Il existe de mauvaises raisons d’accepter une position de manager : le statut, les motivations extrinsèques comme la reconnaissance ou la pression interne/sociale. « C’est la prochaine étape de ma carrière », « C’est mieux payé ! » « Mon manager/la RH m’a dit que j’étais le candidat idéal et que j’avais les épaules », « Tous mes camarades de promotion sont managers, pourquoi pas moi ? ».
On entend partout que « plus personne ne veut manager. » Trop de charge, trop d’injonctions, peu de marge de manœuvre, le sentiment d’être coincé entre un cadre (objectifs, règles et processus) et la gestion « de l’humain ». Certains franchissent le pas à reculons avec une vision du management ancienne et rébarbative : contrôler, faire la police, micro-manager, transférer des mails et remplir des tableaux. Alors qu’il s’agit d’un métier d’impact qui invite à la créativité. Devenir manager consiste, en effet, à sortir du confort de son expertise d’origine maîtrisée pour embarquer un collectif sur un projet, une vision (voir « Passer d’expert à manager, une marche à monter » RF Social 242). Les bonnes raisons de devenir manager relèvent plutôt de motivations intrinsèques : envie de faire grandir, conviction d'apporter quelque chose, alignement avec ses valeurs, besoin de perspectives et de grandir professionnellement.

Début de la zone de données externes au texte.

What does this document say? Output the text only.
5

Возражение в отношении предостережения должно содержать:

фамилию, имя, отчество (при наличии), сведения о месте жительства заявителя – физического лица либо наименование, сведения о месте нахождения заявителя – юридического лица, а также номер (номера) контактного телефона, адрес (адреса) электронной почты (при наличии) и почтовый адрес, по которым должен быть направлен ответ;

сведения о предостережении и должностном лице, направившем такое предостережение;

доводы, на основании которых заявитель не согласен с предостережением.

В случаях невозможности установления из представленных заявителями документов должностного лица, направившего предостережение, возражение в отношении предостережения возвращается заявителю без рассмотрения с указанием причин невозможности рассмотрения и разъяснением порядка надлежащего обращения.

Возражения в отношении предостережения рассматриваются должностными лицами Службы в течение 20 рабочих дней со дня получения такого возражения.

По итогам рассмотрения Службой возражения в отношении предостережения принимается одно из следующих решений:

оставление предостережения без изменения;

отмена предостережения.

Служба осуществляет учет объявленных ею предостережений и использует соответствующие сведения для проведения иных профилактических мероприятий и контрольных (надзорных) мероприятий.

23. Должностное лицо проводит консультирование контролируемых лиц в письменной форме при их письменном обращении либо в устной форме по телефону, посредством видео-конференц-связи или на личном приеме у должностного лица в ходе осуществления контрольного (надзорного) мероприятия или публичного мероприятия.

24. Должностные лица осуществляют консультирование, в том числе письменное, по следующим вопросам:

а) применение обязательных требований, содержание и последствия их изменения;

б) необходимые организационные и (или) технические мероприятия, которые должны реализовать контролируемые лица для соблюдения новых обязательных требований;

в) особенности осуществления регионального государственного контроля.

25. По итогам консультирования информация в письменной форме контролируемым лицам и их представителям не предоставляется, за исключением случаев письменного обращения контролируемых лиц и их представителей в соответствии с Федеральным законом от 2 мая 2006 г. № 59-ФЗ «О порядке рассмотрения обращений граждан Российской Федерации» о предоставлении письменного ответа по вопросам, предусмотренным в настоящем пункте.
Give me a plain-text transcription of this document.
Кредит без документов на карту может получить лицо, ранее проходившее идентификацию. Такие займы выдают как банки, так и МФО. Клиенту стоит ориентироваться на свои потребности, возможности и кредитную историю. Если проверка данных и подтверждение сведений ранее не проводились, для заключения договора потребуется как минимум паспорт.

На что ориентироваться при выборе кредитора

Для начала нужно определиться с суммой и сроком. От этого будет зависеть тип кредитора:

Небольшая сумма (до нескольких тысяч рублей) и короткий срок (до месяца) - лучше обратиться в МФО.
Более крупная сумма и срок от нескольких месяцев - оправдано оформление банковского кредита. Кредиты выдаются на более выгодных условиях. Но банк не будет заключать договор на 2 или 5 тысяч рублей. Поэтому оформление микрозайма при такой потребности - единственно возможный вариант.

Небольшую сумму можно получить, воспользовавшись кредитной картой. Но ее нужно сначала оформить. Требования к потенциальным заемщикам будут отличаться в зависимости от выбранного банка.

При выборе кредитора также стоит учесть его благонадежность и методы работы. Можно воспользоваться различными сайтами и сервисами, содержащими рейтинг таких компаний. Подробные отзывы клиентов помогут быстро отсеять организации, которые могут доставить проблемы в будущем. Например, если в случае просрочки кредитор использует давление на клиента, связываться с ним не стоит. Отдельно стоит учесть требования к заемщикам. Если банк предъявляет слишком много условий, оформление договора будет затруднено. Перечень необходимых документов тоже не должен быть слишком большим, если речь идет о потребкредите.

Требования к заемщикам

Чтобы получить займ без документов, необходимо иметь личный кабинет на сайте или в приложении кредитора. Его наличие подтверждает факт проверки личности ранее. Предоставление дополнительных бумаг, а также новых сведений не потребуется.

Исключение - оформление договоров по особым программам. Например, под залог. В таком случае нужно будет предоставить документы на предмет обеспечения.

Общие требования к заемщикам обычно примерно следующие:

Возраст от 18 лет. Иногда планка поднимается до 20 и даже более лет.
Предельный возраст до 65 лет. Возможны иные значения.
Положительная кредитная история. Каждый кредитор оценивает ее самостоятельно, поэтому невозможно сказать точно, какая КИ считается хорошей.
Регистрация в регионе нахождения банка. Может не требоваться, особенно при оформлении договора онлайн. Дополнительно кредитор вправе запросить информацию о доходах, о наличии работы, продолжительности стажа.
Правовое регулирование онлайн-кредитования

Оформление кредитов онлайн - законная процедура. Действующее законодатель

À retenir. Les managers qui réussissent ne cherchent pas le pouvoir : ils veulent avoir de l’impact, résoudre des problèmes complexes, et grandir en aidant les autres à grandir.
Le management est-il fait pour moi en 3 questions :
1°/ Suis-je prêt à renoncer à mon expertise, à ma réussite individuelle pour avoir un impact collectif et permettre aux autres de grandir et se développer même si c’est potentiellement moins visible ?
2°/ Suis-je confortable avec l’incertitude, la complexité et l’ambiguïté, prêt à assumer des décisions impopulaires avec une envie de regarder les sujets de plus haut et à 360° ?
3°/ Suis-je curieux et intéressé par la complexité humaine et ai-je envie de passer plus de 50 % de mon temps sur des sujets relationnels et humains plutôt que techniques en me formant ?
À FAIRE. Rédiger sa profession de foi : pourquoi je veux devenir manager, le manager que je souhaite incarner et mes valeurs, mes rituels managériaux, mes atouts et mes peurs, les situations difficiles pour moi et comment les gérer, ma stratégie de prise de poste, le pitch de ma première réunion.